Building Relationships in the Workplace
Chloe Samaha ’25 is just beginning her career as an entrepreneur, but she’s already mastering a key aspect of entrepreneurial leadership: the importance of people and relationships.
Specifically, she is intrigued by the ways that companies with virtual or hybrid arrangements—which offer colleagues fewer opportunities to chat by the water cooler—have altered workplace relationships. She began reading about topics including the Great Resignation, “quiet quitting,” and what matters to Gen Z and millennial employees. “If we don’t feel that we are providing value or that (co-workers) care about us as people, if we don’t have community in the workplace,” Samaha asks, “what’s keeping us there?”
BABSON MAGAZINE: Read the complete Winter 2023–2024 issue.
Seeing that this was a problem in need of solutions, she began brainstorming tools to help company leaders build community. Samaha, a Natalie Taylor Scholar with a concentration in technology and entrepreneurship, started developing a mobile app called BOND.

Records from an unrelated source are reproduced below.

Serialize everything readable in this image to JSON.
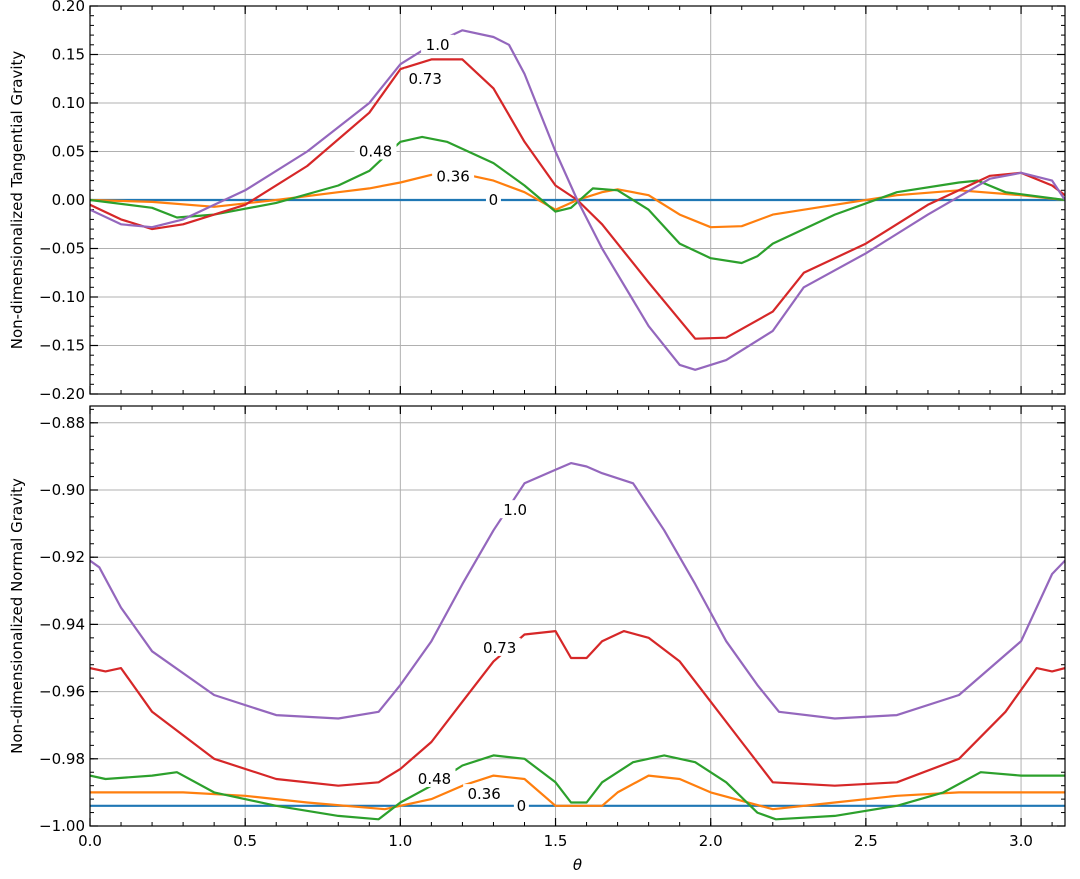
{
  "chart_data": [
    {
      "type": "line",
      "ylabel": "Non-dimensionalized Tangential Gravity",
      "xlabel": "",
      "xlim": [
        0,
        3.1416
      ],
      "ylim": [
        -0.2,
        0.2
      ],
      "xticks": [
        0.0,
        0.5,
        1.0,
        1.5,
        2.0,
        2.5,
        3.0
      ],
      "yticks": [
        -0.2,
        -0.15,
        -0.1,
        -0.05,
        0.0,
        0.05,
        0.1,
        0.15,
        0.2
      ],
      "ytick_labels": [
        "−0.20",
        "−0.15",
        "−0.10",
        "−0.05",
        "0.00",
        "0.05",
        "0.10",
        "0.15",
        "0.20"
      ],
      "grid": true,
      "series": [
        {
          "name": "0",
          "color": "#1f77b4",
          "points": [
            [
              0,
              0
            ],
            [
              3.1416,
              0
            ]
          ]
        },
        {
          "name": "0.36",
          "color": "#ff7f0e",
          "points": [
            [
              0,
              0
            ],
            [
              0.2,
              -0.002
            ],
            [
              0.4,
              -0.007
            ],
            [
              0.6,
              0.0
            ],
            [
              0.8,
              0.008
            ],
            [
              0.9,
              0.012
            ],
            [
              1.0,
              0.018
            ],
            [
              1.1,
              0.026
            ],
            [
              1.2,
              0.027
            ],
            [
              1.3,
              0.02
            ],
            [
              1.4,
              0.008
            ],
            [
              1.5,
              -0.01
            ],
            [
              1.57,
              0.0
            ],
            [
              1.65,
              0.008
            ],
            [
              1.7,
              0.011
            ],
            [
              1.8,
              0.005
            ],
            [
              1.9,
              -0.015
            ],
            [
              2.0,
              -0.028
            ],
            [
              2.1,
              -0.027
            ],
            [
              2.2,
              -0.015
            ],
            [
              2.4,
              -0.005
            ],
            [
              2.6,
              0.005
            ],
            [
              2.8,
              0.01
            ],
            [
              3.0,
              0.005
            ],
            [
              3.1416,
              0.0
            ]
          ]
        },
        {
          "name": "0.48",
          "color": "#2ca02c",
          "points": [
            [
              0,
              0
            ],
            [
              0.2,
              -0.008
            ],
            [
              0.28,
              -0.018
            ],
            [
              0.4,
              -0.015
            ],
            [
              0.6,
              -0.003
            ],
            [
              0.8,
              0.015
            ],
            [
              0.9,
              0.03
            ],
            [
              1.0,
              0.06
            ],
            [
              1.07,
              0.065
            ],
            [
              1.15,
              0.06
            ],
            [
              1.3,
              0.038
            ],
            [
              1.4,
              0.015
            ],
            [
              1.5,
              -0.012
            ],
            [
              1.55,
              -0.008
            ],
            [
              1.62,
              0.012
            ],
            [
              1.7,
              0.01
            ],
            [
              1.8,
              -0.01
            ],
            [
              1.9,
              -0.045
            ],
            [
              2.0,
              -0.06
            ],
            [
              2.1,
              -0.065
            ],
            [
              2.15,
              -0.058
            ],
            [
              2.2,
              -0.045
            ],
            [
              2.4,
              -0.015
            ],
            [
              2.6,
              0.008
            ],
            [
              2.8,
              0.018
            ],
            [
              2.86,
              0.02
            ],
            [
              2.95,
              0.008
            ],
            [
              3.1416,
              0.0
            ]
          ]
        },
        {
          "name": "0.73",
          "color": "#d62728",
          "points": [
            [
              0,
              -0.005
            ],
            [
              0.1,
              -0.02
            ],
            [
              0.2,
              -0.03
            ],
            [
              0.3,
              -0.025
            ],
            [
              0.5,
              -0.005
            ],
            [
              0.7,
              0.035
            ],
            [
              0.9,
              0.09
            ],
            [
              1.0,
              0.135
            ],
            [
              1.1,
              0.145
            ],
            [
              1.2,
              0.145
            ],
            [
              1.3,
              0.115
            ],
            [
              1.4,
              0.06
            ],
            [
              1.5,
              0.015
            ],
            [
              1.57,
              0.0
            ],
            [
              1.65,
              -0.025
            ],
            [
              1.8,
              -0.085
            ],
            [
              1.95,
              -0.143
            ],
            [
              2.05,
              -0.142
            ],
            [
              2.2,
              -0.115
            ],
            [
              2.3,
              -0.075
            ],
            [
              2.5,
              -0.045
            ],
            [
              2.7,
              -0.005
            ],
            [
              2.9,
              0.025
            ],
            [
              3.0,
              0.028
            ],
            [
              3.1,
              0.015
            ],
            [
              3.1416,
              0.005
            ]
          ]
        },
        {
          "name": "1.0",
          "color": "#9467bd",
          "points": [
            [
              0,
              -0.01
            ],
            [
              0.1,
              -0.025
            ],
            [
              0.2,
              -0.028
            ],
            [
              0.3,
              -0.02
            ],
            [
              0.5,
              0.01
            ],
            [
              0.7,
              0.05
            ],
            [
              0.9,
              0.1
            ],
            [
              1.0,
              0.14
            ],
            [
              1.1,
              0.16
            ],
            [
              1.2,
              0.175
            ],
            [
              1.3,
              0.168
            ],
            [
              1.35,
              0.16
            ],
            [
              1.4,
              0.13
            ],
            [
              1.5,
              0.05
            ],
            [
              1.57,
              0.0
            ],
            [
              1.65,
              -0.05
            ],
            [
              1.8,
              -0.13
            ],
            [
              1.9,
              -0.17
            ],
            [
              1.95,
              -0.175
            ],
            [
              2.05,
              -0.165
            ],
            [
              2.2,
              -0.135
            ],
            [
              2.3,
              -0.09
            ],
            [
              2.5,
              -0.055
            ],
            [
              2.7,
              -0.015
            ],
            [
              2.9,
              0.022
            ],
            [
              3.0,
              0.028
            ],
            [
              3.1,
              0.02
            ],
            [
              3.1416,
              0.0
            ]
          ]
        }
      ],
      "annotations": [
        {
          "text": "1.0",
          "x": 1.12,
          "y": 0.16
        },
        {
          "text": "0.73",
          "x": 1.08,
          "y": 0.125
        },
        {
          "text": "0.48",
          "x": 0.92,
          "y": 0.05
        },
        {
          "text": "0.36",
          "x": 1.17,
          "y": 0.024
        },
        {
          "text": "0",
          "x": 1.3,
          "y": 0.0
        }
      ]
    },
    {
      "type": "line",
      "ylabel": "Non-dimensionalized Normal Gravity",
      "xlabel": "θ",
      "xlim": [
        0,
        3.1416
      ],
      "ylim": [
        -1.0,
        -0.875
      ],
      "xticks": [
        0.0,
        0.5,
        1.0,
        1.5,
        2.0,
        2.5,
        3.0
      ],
      "xtick_labels": [
        "0.0",
        "0.5",
        "1.0",
        "1.5",
        "2.0",
        "2.5",
        "3.0"
      ],
      "yticks": [
        -1.0,
        -0.98,
        -0.96,
        -0.94,
        -0.92,
        -0.9,
        -0.88
      ],
      "ytick_labels": [
        "−1.00",
        "−0.98",
        "−0.96",
        "−0.94",
        "−0.92",
        "−0.90",
        "−0.88"
      ],
      "grid": true,
      "series": [
        {
          "name": "0",
          "color": "#1f77b4",
          "points": [
            [
              0,
              -0.994
            ],
            [
              3.1416,
              -0.994
            ]
          ]
        },
        {
          "name": "0.36",
          "color": "#ff7f0e",
          "points": [
            [
              0,
              -0.99
            ],
            [
              0.3,
              -0.99
            ],
            [
              0.5,
              -0.991
            ],
            [
              0.7,
              -0.993
            ],
            [
              0.95,
              -0.995
            ],
            [
              1.1,
              -0.992
            ],
            [
              1.2,
              -0.988
            ],
            [
              1.3,
              -0.985
            ],
            [
              1.4,
              -0.986
            ],
            [
              1.5,
              -0.994
            ],
            [
              1.57,
              -0.994
            ],
            [
              1.65,
              -0.994
            ],
            [
              1.7,
              -0.99
            ],
            [
              1.8,
              -0.985
            ],
            [
              1.9,
              -0.986
            ],
            [
              2.0,
              -0.99
            ],
            [
              2.2,
              -0.995
            ],
            [
              2.4,
              -0.993
            ],
            [
              2.6,
              -0.991
            ],
            [
              2.8,
              -0.99
            ],
            [
              3.0,
              -0.99
            ],
            [
              3.1416,
              -0.99
            ]
          ]
        },
        {
          "name": "0.48",
          "color": "#2ca02c",
          "points": [
            [
              0,
              -0.985
            ],
            [
              0.05,
              -0.986
            ],
            [
              0.2,
              -0.985
            ],
            [
              0.28,
              -0.984
            ],
            [
              0.4,
              -0.99
            ],
            [
              0.6,
              -0.994
            ],
            [
              0.8,
              -0.997
            ],
            [
              0.93,
              -0.998
            ],
            [
              1.0,
              -0.993
            ],
            [
              1.1,
              -0.988
            ],
            [
              1.2,
              -0.982
            ],
            [
              1.3,
              -0.979
            ],
            [
              1.4,
              -0.98
            ],
            [
              1.5,
              -0.987
            ],
            [
              1.55,
              -0.993
            ],
            [
              1.6,
              -0.993
            ],
            [
              1.65,
              -0.987
            ],
            [
              1.75,
              -0.981
            ],
            [
              1.85,
              -0.979
            ],
            [
              1.95,
              -0.981
            ],
            [
              2.05,
              -0.987
            ],
            [
              2.15,
              -0.996
            ],
            [
              2.21,
              -0.998
            ],
            [
              2.4,
              -0.997
            ],
            [
              2.6,
              -0.994
            ],
            [
              2.75,
              -0.99
            ],
            [
              2.87,
              -0.984
            ],
            [
              3.0,
              -0.985
            ],
            [
              3.1416,
              -0.985
            ]
          ]
        },
        {
          "name": "0.73",
          "color": "#d62728",
          "points": [
            [
              0,
              -0.953
            ],
            [
              0.05,
              -0.954
            ],
            [
              0.1,
              -0.953
            ],
            [
              0.2,
              -0.966
            ],
            [
              0.4,
              -0.98
            ],
            [
              0.6,
              -0.986
            ],
            [
              0.8,
              -0.988
            ],
            [
              0.93,
              -0.987
            ],
            [
              1.0,
              -0.983
            ],
            [
              1.1,
              -0.975
            ],
            [
              1.2,
              -0.963
            ],
            [
              1.3,
              -0.951
            ],
            [
              1.4,
              -0.943
            ],
            [
              1.5,
              -0.942
            ],
            [
              1.55,
              -0.95
            ],
            [
              1.6,
              -0.95
            ],
            [
              1.65,
              -0.945
            ],
            [
              1.72,
              -0.942
            ],
            [
              1.8,
              -0.944
            ],
            [
              1.9,
              -0.951
            ],
            [
              2.0,
              -0.963
            ],
            [
              2.1,
              -0.975
            ],
            [
              2.2,
              -0.987
            ],
            [
              2.4,
              -0.988
            ],
            [
              2.6,
              -0.987
            ],
            [
              2.8,
              -0.98
            ],
            [
              2.95,
              -0.966
            ],
            [
              3.05,
              -0.953
            ],
            [
              3.1,
              -0.954
            ],
            [
              3.1416,
              -0.953
            ]
          ]
        },
        {
          "name": "1.0",
          "color": "#9467bd",
          "points": [
            [
              0,
              -0.921
            ],
            [
              0.03,
              -0.923
            ],
            [
              0.1,
              -0.935
            ],
            [
              0.2,
              -0.948
            ],
            [
              0.4,
              -0.961
            ],
            [
              0.6,
              -0.967
            ],
            [
              0.8,
              -0.968
            ],
            [
              0.93,
              -0.966
            ],
            [
              1.0,
              -0.958
            ],
            [
              1.1,
              -0.945
            ],
            [
              1.2,
              -0.928
            ],
            [
              1.3,
              -0.912
            ],
            [
              1.4,
              -0.898
            ],
            [
              1.5,
              -0.894
            ],
            [
              1.55,
              -0.892
            ],
            [
              1.6,
              -0.893
            ],
            [
              1.65,
              -0.895
            ],
            [
              1.75,
              -0.898
            ],
            [
              1.85,
              -0.912
            ],
            [
              1.95,
              -0.928
            ],
            [
              2.05,
              -0.945
            ],
            [
              2.15,
              -0.958
            ],
            [
              2.22,
              -0.966
            ],
            [
              2.4,
              -0.968
            ],
            [
              2.6,
              -0.967
            ],
            [
              2.8,
              -0.961
            ],
            [
              3.0,
              -0.945
            ],
            [
              3.1,
              -0.925
            ],
            [
              3.1416,
              -0.921
            ]
          ]
        }
      ],
      "annotations": [
        {
          "text": "1.0",
          "x": 1.37,
          "y": -0.906
        },
        {
          "text": "0.73",
          "x": 1.32,
          "y": -0.947
        },
        {
          "text": "0.48",
          "x": 1.11,
          "y": -0.986
        },
        {
          "text": "0.36",
          "x": 1.27,
          "y": -0.9905
        },
        {
          "text": "0",
          "x": 1.39,
          "y": -0.994
        }
      ]
    }
  ]
}
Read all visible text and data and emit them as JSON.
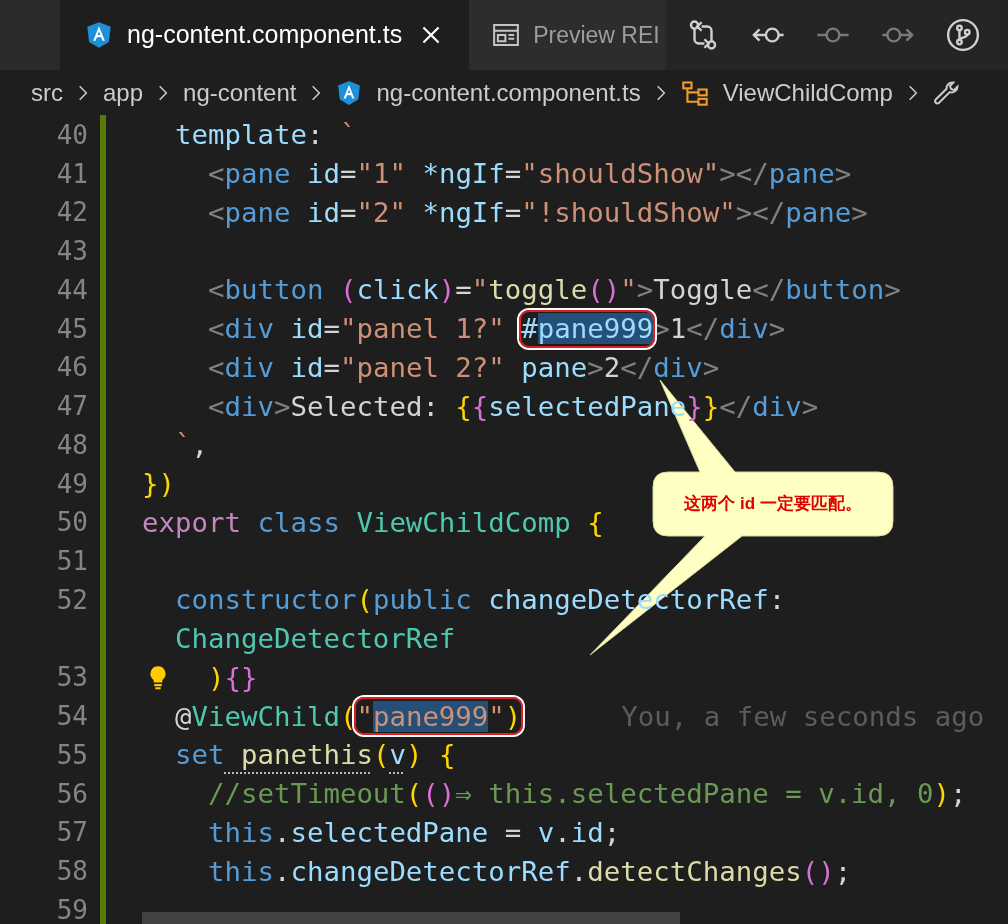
{
  "tabs": [
    {
      "kind": "angular",
      "label": "ng-content.component.ts",
      "selected": true
    },
    {
      "kind": "preview",
      "label": "Preview REI",
      "selected": false
    }
  ],
  "toolbar_buttons": [
    {
      "kind": "compare",
      "disabled": false
    },
    {
      "kind": "back",
      "disabled": false
    },
    {
      "kind": "dot",
      "disabled": true
    },
    {
      "kind": "forward",
      "disabled": true
    },
    {
      "kind": "branch",
      "disabled": false
    }
  ],
  "breadcrumb": [
    {
      "kind": "folder",
      "label": "src"
    },
    {
      "kind": "folder",
      "label": "app"
    },
    {
      "kind": "folder",
      "label": "ng-content"
    },
    {
      "kind": "angular",
      "label": "ng-content.component.ts"
    },
    {
      "kind": "class",
      "label": "ViewChildComp"
    },
    {
      "kind": "method"
    }
  ],
  "editor": {
    "lines": [
      {
        "number": "40",
        "tokens": [
          {
            "kind": "var",
            "text": "  template"
          },
          {
            "kind": "plain",
            "text": ":"
          },
          {
            "kind": "string",
            "text": " `"
          }
        ]
      },
      {
        "number": "41",
        "tokens": [
          {
            "kind": "tag",
            "text": "    <"
          },
          {
            "kind": "tagname",
            "text": "pane"
          },
          {
            "kind": "var",
            "text": " id"
          },
          {
            "kind": "plain",
            "text": "="
          },
          {
            "kind": "string",
            "text": "\"1\""
          },
          {
            "kind": "var",
            "text": " *ngIf"
          },
          {
            "kind": "plain",
            "text": "="
          },
          {
            "kind": "string",
            "text": "\"shouldShow\""
          },
          {
            "kind": "tag",
            "text": "></"
          },
          {
            "kind": "tagname",
            "text": "pane"
          },
          {
            "kind": "tag",
            "text": ">"
          }
        ]
      },
      {
        "number": "42",
        "tokens": [
          {
            "kind": "tag",
            "text": "    <"
          },
          {
            "kind": "tagname",
            "text": "pane"
          },
          {
            "kind": "var",
            "text": " id"
          },
          {
            "kind": "plain",
            "text": "="
          },
          {
            "kind": "string",
            "text": "\"2\""
          },
          {
            "kind": "var",
            "text": " *ngIf"
          },
          {
            "kind": "plain",
            "text": "="
          },
          {
            "kind": "string",
            "text": "\"!shouldShow\""
          },
          {
            "kind": "tag",
            "text": "></"
          },
          {
            "kind": "tagname",
            "text": "pane"
          },
          {
            "kind": "tag",
            "text": ">"
          }
        ]
      },
      {
        "number": "43"
      },
      {
        "number": "44",
        "tokens": [
          {
            "kind": "tag",
            "text": "    <"
          },
          {
            "kind": "tagname",
            "text": "button"
          },
          {
            "kind": "b2",
            "text": " ("
          },
          {
            "kind": "var",
            "text": "click"
          },
          {
            "kind": "b2",
            "text": ")"
          },
          {
            "kind": "plain",
            "text": "="
          },
          {
            "kind": "string",
            "text": "\""
          },
          {
            "kind": "func",
            "text": "toggle"
          },
          {
            "kind": "b2",
            "text": "()"
          },
          {
            "kind": "string",
            "text": "\""
          },
          {
            "kind": "tag",
            "text": ">"
          },
          {
            "kind": "plain",
            "text": "Toggle"
          },
          {
            "kind": "tag",
            "text": "</"
          },
          {
            "kind": "tagname",
            "text": "button"
          },
          {
            "kind": "tag",
            "text": ">"
          }
        ]
      },
      {
        "number": "45",
        "tokens": [
          {
            "kind": "tag",
            "text": "    <"
          },
          {
            "kind": "tagname",
            "text": "div"
          },
          {
            "kind": "var",
            "text": " id"
          },
          {
            "kind": "plain",
            "text": "="
          },
          {
            "kind": "string",
            "text": "\"panel 1?\" "
          },
          {
            "kind": "var",
            "text": "#",
            "ringed": true
          },
          {
            "kind": "var",
            "text": "pane999",
            "ringed": true,
            "highlighted": true
          },
          {
            "kind": "tag",
            "text": ">"
          },
          {
            "kind": "plain",
            "text": "1"
          },
          {
            "kind": "tag",
            "text": "</"
          },
          {
            "kind": "tagname",
            "text": "div"
          },
          {
            "kind": "tag",
            "text": ">"
          }
        ]
      },
      {
        "number": "46",
        "tokens": [
          {
            "kind": "tag",
            "text": "    <"
          },
          {
            "kind": "tagname",
            "text": "div"
          },
          {
            "kind": "var",
            "text": " id"
          },
          {
            "kind": "plain",
            "text": "="
          },
          {
            "kind": "string",
            "text": "\"panel 2?\""
          },
          {
            "kind": "var",
            "text": " pane"
          },
          {
            "kind": "tag",
            "text": ">"
          },
          {
            "kind": "plain",
            "text": "2"
          },
          {
            "kind": "tag",
            "text": "</"
          },
          {
            "kind": "tagname",
            "text": "div"
          },
          {
            "kind": "tag",
            "text": ">"
          }
        ]
      },
      {
        "number": "47",
        "tokens": [
          {
            "kind": "tag",
            "text": "    <"
          },
          {
            "kind": "tagname",
            "text": "div"
          },
          {
            "kind": "tag",
            "text": ">"
          },
          {
            "kind": "plain",
            "text": "Selected: "
          },
          {
            "kind": "b1",
            "text": "{"
          },
          {
            "kind": "b2",
            "text": "{"
          },
          {
            "kind": "var",
            "text": "selectedPane"
          },
          {
            "kind": "b2",
            "text": "}"
          },
          {
            "kind": "b1",
            "text": "}"
          },
          {
            "kind": "tag",
            "text": "</"
          },
          {
            "kind": "tagname",
            "text": "div"
          },
          {
            "kind": "tag",
            "text": ">"
          }
        ]
      },
      {
        "number": "48",
        "tokens": [
          {
            "kind": "string",
            "text": "  `"
          },
          {
            "kind": "plain",
            "text": ","
          }
        ]
      },
      {
        "number": "49",
        "tokens": [
          {
            "kind": "b1",
            "text": "})"
          }
        ]
      },
      {
        "number": "50",
        "tokens": [
          {
            "kind": "keyword",
            "text": "export"
          },
          {
            "kind": "storage",
            "text": " class"
          },
          {
            "kind": "type",
            "text": " ViewChildComp"
          },
          {
            "kind": "b1",
            "text": " {"
          }
        ]
      },
      {
        "number": "51"
      },
      {
        "number": "52",
        "tokens": [
          {
            "kind": "storage",
            "text": "  constructor"
          },
          {
            "kind": "b1",
            "text": "("
          },
          {
            "kind": "storage",
            "text": "public"
          },
          {
            "kind": "var",
            "text": " changeDetectorRef"
          },
          {
            "kind": "plain",
            "text": ":"
          }
        ]
      },
      {
        "tokens": [
          {
            "kind": "type",
            "text": "  ChangeDetectorRef"
          }
        ]
      },
      {
        "number": "53",
        "lightbulb": true,
        "tokens": [
          {
            "kind": "b1",
            "text": "    )"
          },
          {
            "kind": "b2",
            "text": "{}"
          }
        ]
      },
      {
        "number": "54",
        "blame": "You, a few seconds ago",
        "tokens": [
          {
            "kind": "plain",
            "text": "  @"
          },
          {
            "kind": "type",
            "text": "ViewChild"
          },
          {
            "kind": "b1",
            "text": "("
          },
          {
            "kind": "string",
            "text": "\"",
            "ringed": true
          },
          {
            "kind": "string",
            "text": "pane999",
            "ringed": true,
            "highlighted": true
          },
          {
            "kind": "string",
            "text": "\"",
            "ringed": true
          },
          {
            "kind": "b1",
            "text": ")",
            "ringed": true
          }
        ]
      },
      {
        "number": "55",
        "tokens": [
          {
            "kind": "storage",
            "text": "  set"
          },
          {
            "kind": "func",
            "text": " panethis",
            "hint": true
          },
          {
            "kind": "b1",
            "text": "("
          },
          {
            "kind": "var",
            "text": "v",
            "hint": true
          },
          {
            "kind": "b1",
            "text": ")"
          },
          {
            "kind": "b1",
            "text": " {"
          }
        ]
      },
      {
        "number": "56",
        "tokens": [
          {
            "kind": "comment",
            "text": "    //setTimeout"
          },
          {
            "kind": "b1",
            "text": "("
          },
          {
            "kind": "b2",
            "text": "()"
          },
          {
            "kind": "comment",
            "text": "⇒ this.selectedPane = v.id, 0"
          },
          {
            "kind": "b1",
            "text": ")"
          },
          {
            "kind": "plain",
            "text": ";"
          }
        ]
      },
      {
        "number": "57",
        "tokens": [
          {
            "kind": "storage",
            "text": "    this"
          },
          {
            "kind": "plain",
            "text": "."
          },
          {
            "kind": "var",
            "text": "selectedPane"
          },
          {
            "kind": "plain",
            "text": " = "
          },
          {
            "kind": "var",
            "text": "v"
          },
          {
            "kind": "plain",
            "text": "."
          },
          {
            "kind": "var",
            "text": "id"
          },
          {
            "kind": "plain",
            "text": ";"
          }
        ]
      },
      {
        "number": "58",
        "tokens": [
          {
            "kind": "storage",
            "text": "    this"
          },
          {
            "kind": "plain",
            "text": "."
          },
          {
            "kind": "var",
            "text": "changeDetectorRef"
          },
          {
            "kind": "plain",
            "text": "."
          },
          {
            "kind": "func",
            "text": "detectChanges"
          },
          {
            "kind": "b2",
            "text": "()"
          },
          {
            "kind": "plain",
            "text": ";"
          }
        ]
      },
      {
        "number": "59"
      }
    ]
  },
  "callout": {
    "text": "这两个 id 一定要匹配。"
  }
}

The app generates a daily bonding activity that allows colleagues to get to know each other. “It could be a question, a quiz, or a challenge, and you have a certain amount of time to respond,” Samaha says. The activities are simple and fun: Name the coolest thing you’ve done in the last year. What was your silliest fear as a child? What’s the next road trip you want to take?
Given Samaha’s emphasis on relationships, it’s little surprise that she chose to live in eTower, Babson’s living and learning community for entrepreneurs, where she serves as president. eTower has been key to BOND’s development. For example, a fellow eTower resident introduced Samaha to Brian Cho, a software developer and student at the University of Toronto, who became BOND’s co-founder.
“If we don’t feel that we are providing value or that (co-workers) care about us as people, if we don’t have community in the workplace, what’s keeping us there?”
Chloe Samaha ’25, co-founder of BOND
Through Babson’s Summer Venture Program, Samaha spent some intense days at the Arthur M. Blank Center for Entrepreneurship last July, building a fully coded version of BOND and preparing to release it on the App Store. “It really gave me a taste of what it’s going to look like being a full-time founder after college,” Samaha says.
The app is now in the hands of beta testers, including eTower residents and alumni, plus startups and corporate firms; their feedback has led to the addition of game elements to the app to encourage friendly competition, such as a leader board and engagement meter. Teams that spend time getting to know each other rack up points and can win prizes. The app continues to evolve and is catching on, with multiple large companies interested in sharing BOND with their employees..
“I want team leaders to use BOND because they genuinely want to build a culture that is people-first,” Samaha says, “and because they believe that the strength of the company is the people working there.”